United States senators are asking President Donald Trump to protect Christians facing ongoing brutal persecution from Islamic groups in Nigeria.
Two Republican Senators, Iowa senators Joni Ernst and Chuck Grassley recently sent the president a letter, asking him to consider deploying a special envoy to help end the Christian genocide in Nigeria, according to CBN News.
In their letter, the senators point to 40,000 Nigerian deaths tied to the Islamic terrorist group Boko Haram.
Along with other Islamic militants known as the Fulani herdsmen, the Boko Haram has long threatened the lives of Christians in the West African country.
Two years ago during a meeting, President Trump asked Nigerian President Muhammadu Buhari to protect “innocent civilians of all faiths.”

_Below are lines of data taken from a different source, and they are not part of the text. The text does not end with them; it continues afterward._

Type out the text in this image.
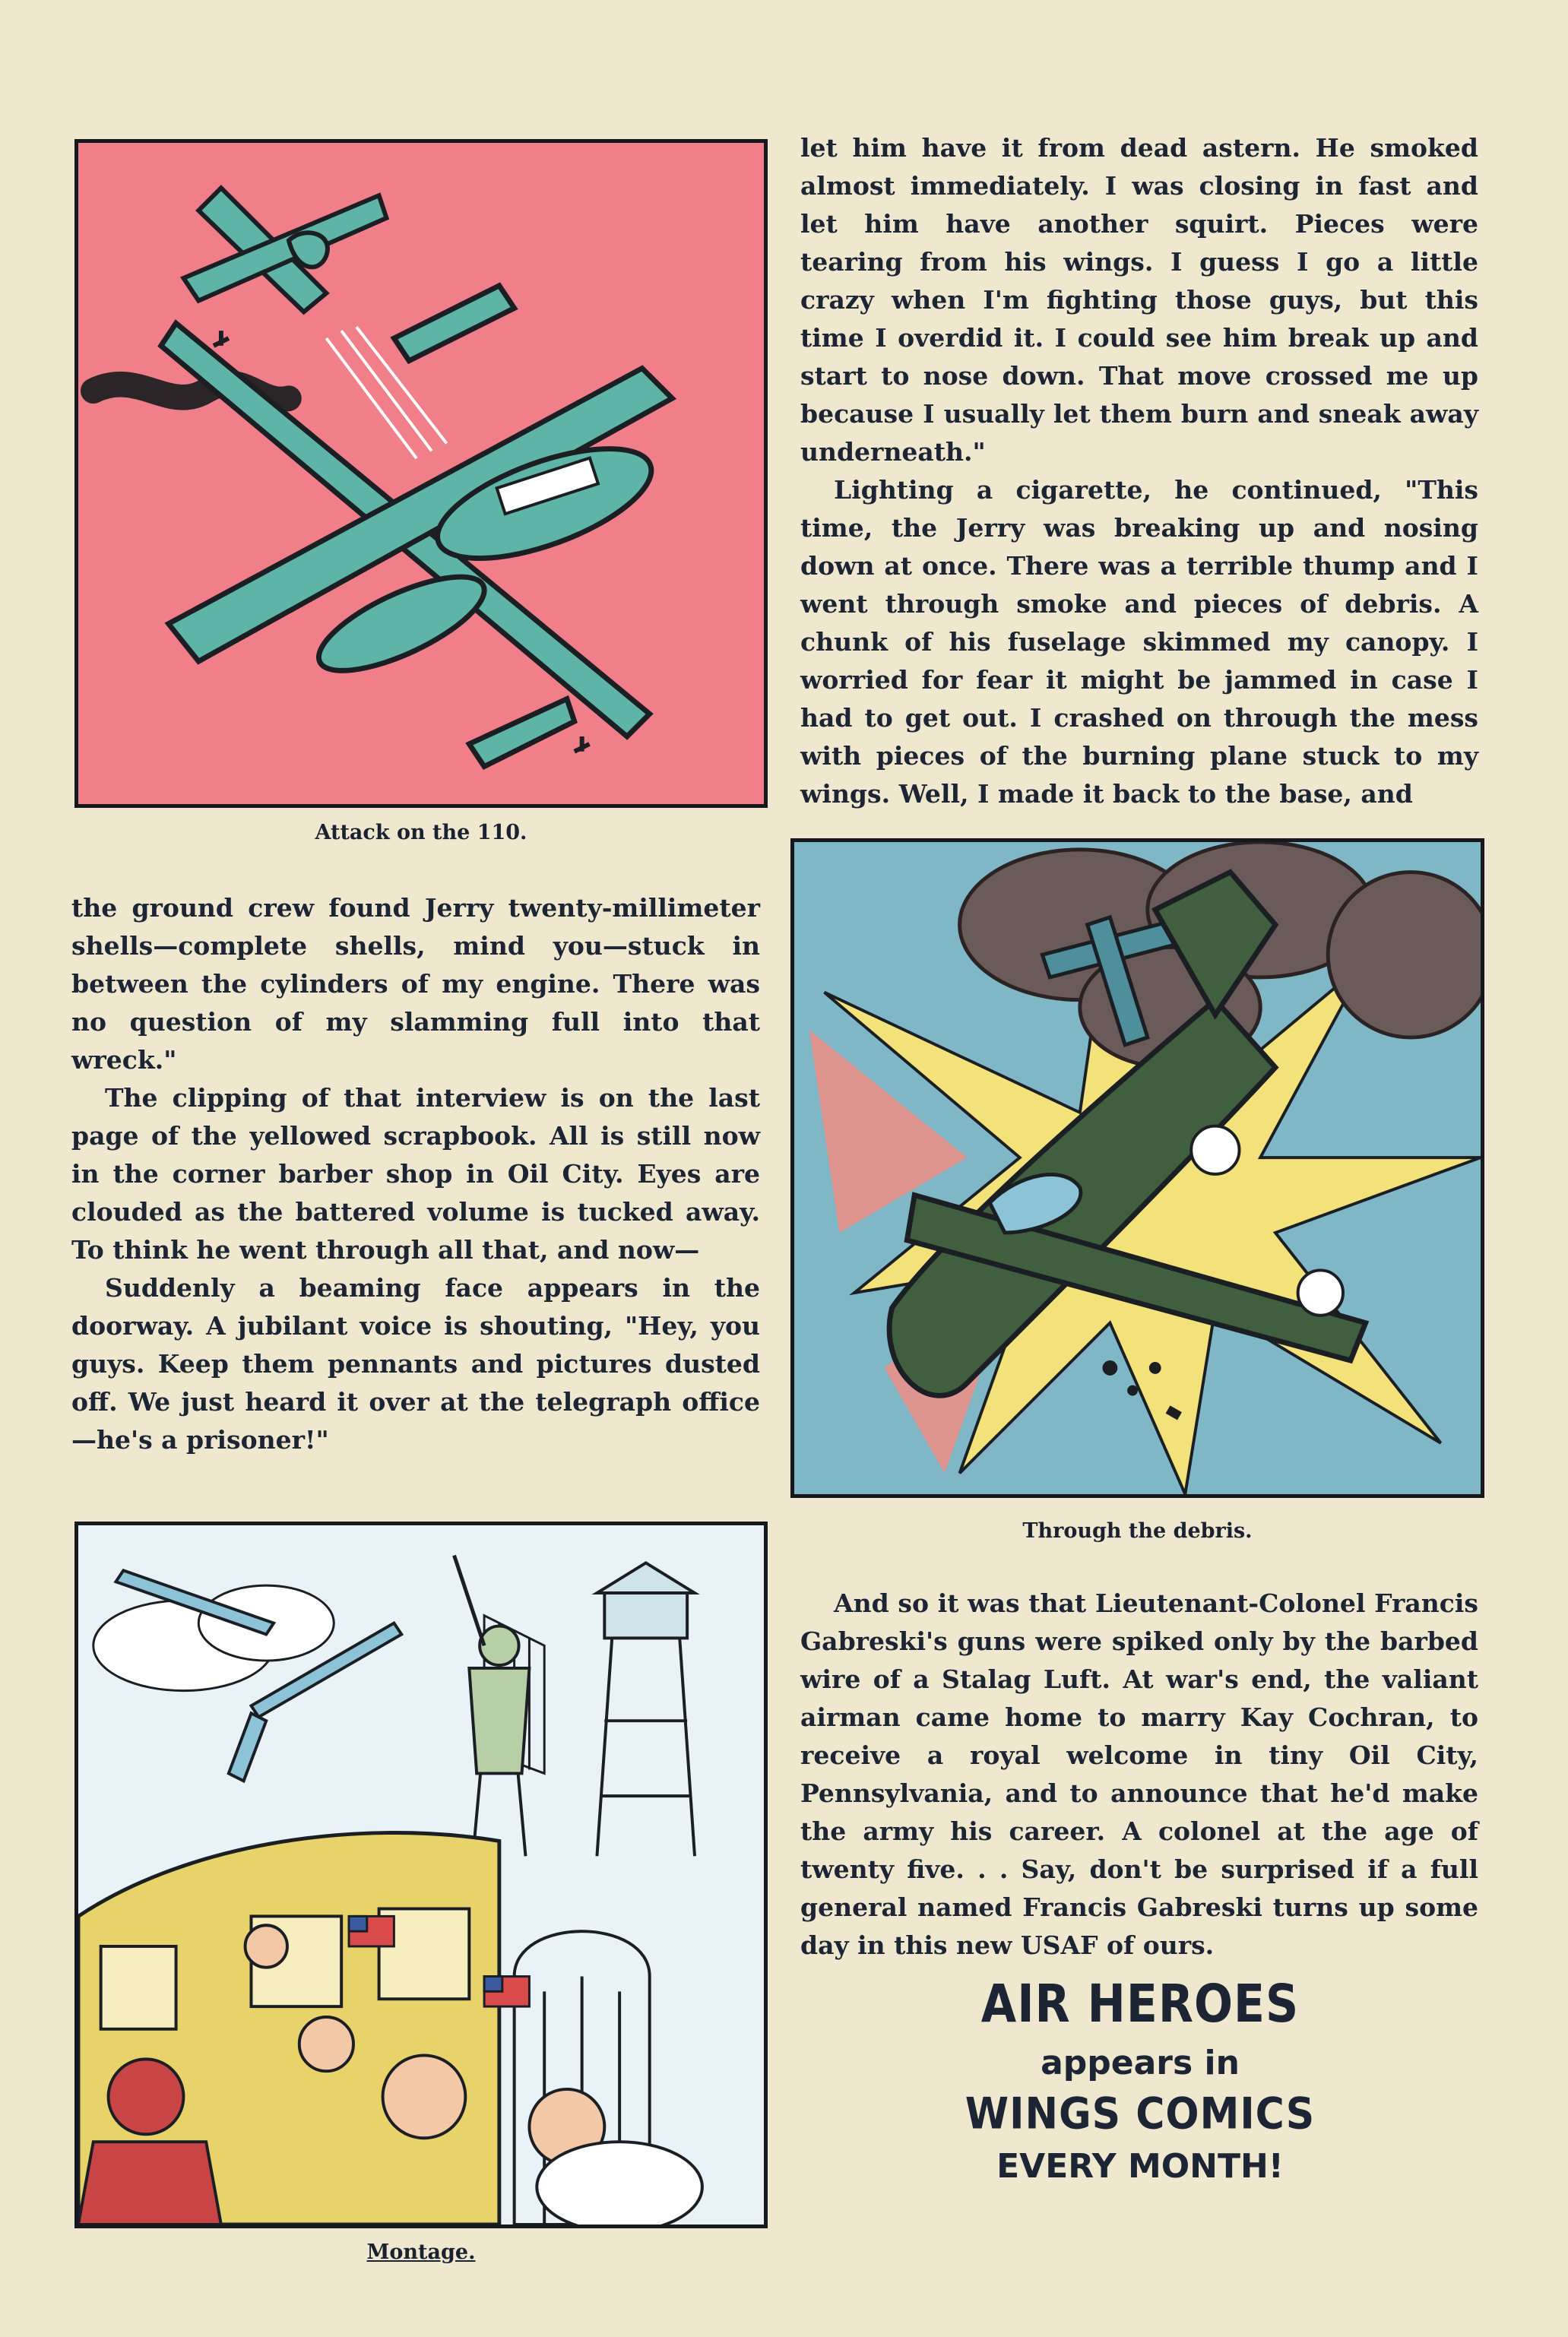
Attack on the 110.

let him have it from dead astern. He smoked almost immediately. I was closing in fast and let him have another squirt. Pieces were tearing from his wings. I guess I go a little crazy when I'm fighting those guys, but this time I overdid it. I could see him break up and start to nose down. That move crossed me up because I usually let them burn and sneak away underneath."

Lighting a cigarette, he continued, "This time, the Jerry was breaking up and nosing down at once. There was a terrible thump and I went through smoke and pieces of debris. A chunk of his fuselage skimmed my canopy. I worried for fear it might be jammed in case I had to get out. I crashed on through the mess with pieces of the burning plane stuck to my wings. Well, I made it back to the base, and

the ground crew found Jerry twenty-millimeter shells—complete shells, mind you—stuck in between the cylinders of my engine. There was no question of my slamming full into that wreck."

The clipping of that interview is on the last page of the yellowed scrapbook. All is still now in the corner barber shop in Oil City. Eyes are clouded as the battered volume is tucked away. To think he went through all that, and now—

Suddenly a beaming face appears in the doorway. A jubilant voice is shouting, "Hey, you guys. Keep them pennants and pictures dusted off. We just heard it over at the telegraph office—he's a prisoner!"

Through the debris.
Montage.

And so it was that Lieutenant-Colonel Francis Gabreski's guns were spiked only by the barbed wire of a Stalag Luft. At war's end, the valiant airman came home to marry Kay Cochran, to receive a royal welcome in tiny Oil City, Pennsylvania, and to announce that he'd make the army his career. A colonel at the age of twenty five. . . Say, don't be surprised if a full general named Francis Gabreski turns up some day in this new USAF of ours.

AIR HEROES
appears in
WINGS COMICS
EVERY MONTH!
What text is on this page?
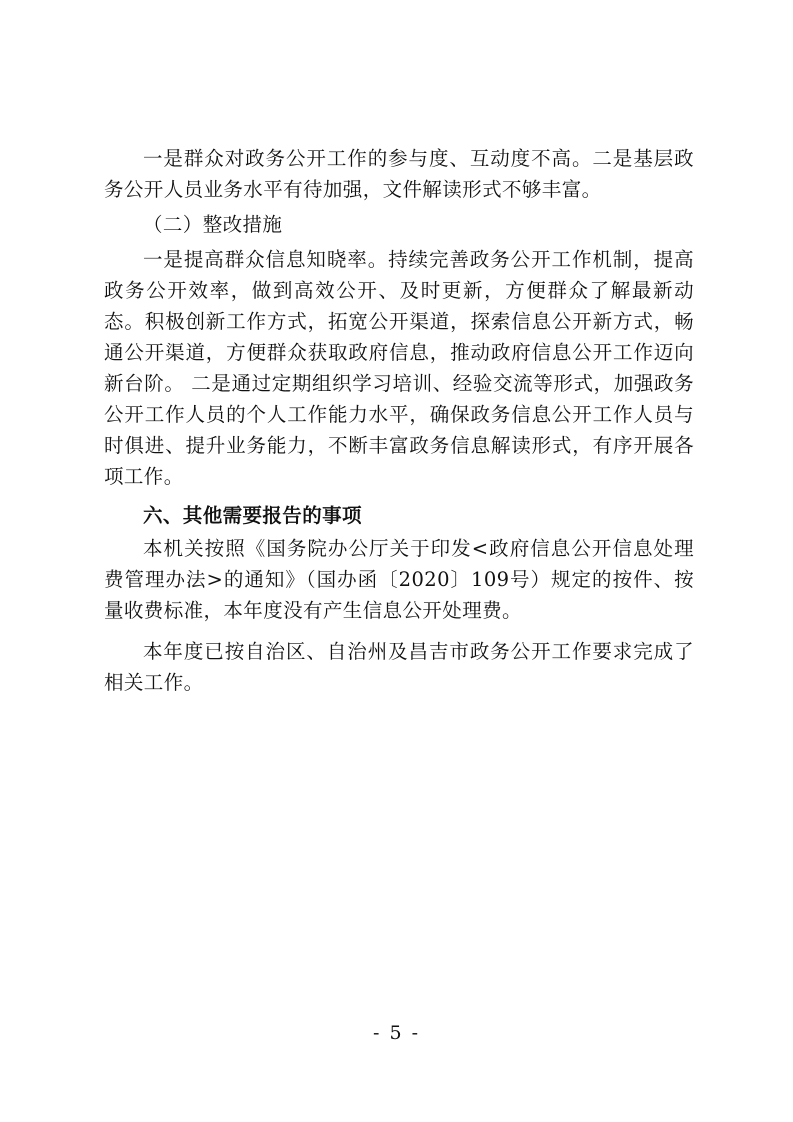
一是群众对政务公开工作的参与度、互动度不高。二是基层政务公开人员业务水平有待加强，文件解读形式不够丰富。

（二）整改措施

一是提高群众信息知晓率。持续完善政务公开工作机制，提高政务公开效率，做到高效公开、及时更新，方便群众了解最新动态。积极创新工作方式，拓宽公开渠道，探索信息公开新方式，畅通公开渠道，方便群众获取政府信息，推动政府信息公开工作迈向新台阶。 二是通过定期组织学习培训、经验交流等形式，加强政务公开工作人员的个人工作能力水平，确保政务信息公开工作人员与时俱进、提升业务能力，不断丰富政务信息解读形式，有序开展各项工作。

六、其他需要报告的事项

本机关按照《国务院办公厅关于印发<政府信息公开信息处理费管理办法>的通知》（国办函〔2020〕109号）规定的按件、按量收费标准，本年度没有产生信息公开处理费。

本年度已按自治区、自治州及昌吉市政务公开工作要求完成了相关工作。

- 5 -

But Ernst and Grassley want more done to protect the lives of Christians.
However, the mainstream media in the United States has remained largely silent as the Muslim terrorists’ merciless killing of Nigerian Christians rages on.
In what is being noted as a systematic direct war against Christianity in Nigeria, Pastors, Christian Leaders and Seminarians are either being kidnapped or killed every week.
Christians in Nigeria have been the target of many attacks by the vicious Boko Haram jihadist Islamist terrorists, herdsmen attacks and many other kidnappings in recent times.
Nigeria ranks as the 12th worst country in the world on Open Doors USA’s 2020 World Watch List of countries where Christians are most severely persecuted. Nigeria was in December, listed in the U.S. State Department’s special watch list of countries that tolerate or engage in severe violations of religious freedom due to the “lack of effective government response and the lack of judicial cases being brought forward in that country”.
An earlier report last month, revealed that around 620 Christians were killed in the African country by Islamic militants during the first five months of 2020 alone.
The International Society for Civil Liberties & Rule of Law (ISCLRL), a non-governmental organization, released the report which also warned militant Fulani herdsmen and the Boko Haram has intensified their anti-Christian violence in the old Middle Belt and Northeast regions of the country with the burning or destroying of Christian centers of worship and learning. In addition, hundreds of homes have been destroyed.
“The atrocities against Christians have gone unchecked and risen to alarming apogee with the country’s security forces and concerned political actors looking the other way or colluding with the Jihadists,” the report said.
The organization also estimated that more than 32,000 Christians have been killed there by Islamic militants since 2009. The killings are largely a result of increased terrorist attacks from Boko Haram splinter groups and overnight attacks carried out by radicalized Muslim nomadic Fulani herders against predominantly Christian farming communities in Nigeria’s Middle Belt.